Covariates in this analysis were assessed at ARIC visit 5 (baseline) unless otherwise stated and included educational attainment (ARIC visit 1), sex, age, smoking status, race, and ARIC center. Use of antihypertensives, H2RAs, anticholinergics, aspirin, and vitamin B₁₂ use were assessed through in-person medication inventory at visit 5. Body mass index (BMI; in kg/m²) was computed from weight and standing height. BMI was categorized into underweight/normal weight, overweight, and obese categories. Very few individuals were in the underweight BMI category. Sitting blood pressure was measured 3 times using a random-zero sphygmomanometer after a 5-minute rest, and the average of the final 2 measurements was used. Hypertension was defined as current use of antihypertensive medication, systolic blood pressure (BP) > 140 mm Hg, or diastolic BP > 90 mm Hg. Diabetes was defined as treatment for diabetes, a fasting glucose level of ≥126 mg/dL, nonfasting glucose level ≥200 mg/dL, and/or a self-reported history of a physician diagnosis of diabetes.
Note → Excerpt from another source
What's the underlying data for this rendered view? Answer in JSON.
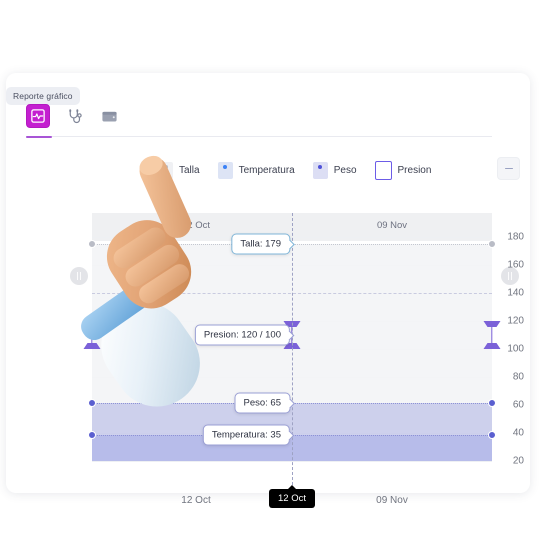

APOE4 genotyping has been previously described.²¹ APOE4 was coded as either present, not present, or missing if the participant requested not to have genotyping performed.

Statistical Analysis

Baseline covariates were examined by cumulative PPI exposure categories. Cox proportional hazard models estimated the association of PPI use and risk of incident dementia. We examined PPI exposure as current PPI use and by categories of cumulative PPI use. Follow-up time began at visit 5 and continued until incident dementia, death, loss to follow-up, or end of the follow-up period (December 31, 2017), whichever came first. Models for current PPI use adjusted for the following: model 1: age, sex, race center, education, and APOE4 genotype; model 2: model 1 + body mass index; and model 3: model 2 + current H2RA use, current aspirin use, diabetes mellitus, stroke, and hypertension. Model 3 was not adjusted for anticholinergic use due to small cell sizes. Interaction terms for age, sex, and BMI with PPI use were added to the fully adjusted models to evaluate whether these characteristics modified the association. We also examined whether the addition of participant B₁₂ medication use to model 3 changed our observed results.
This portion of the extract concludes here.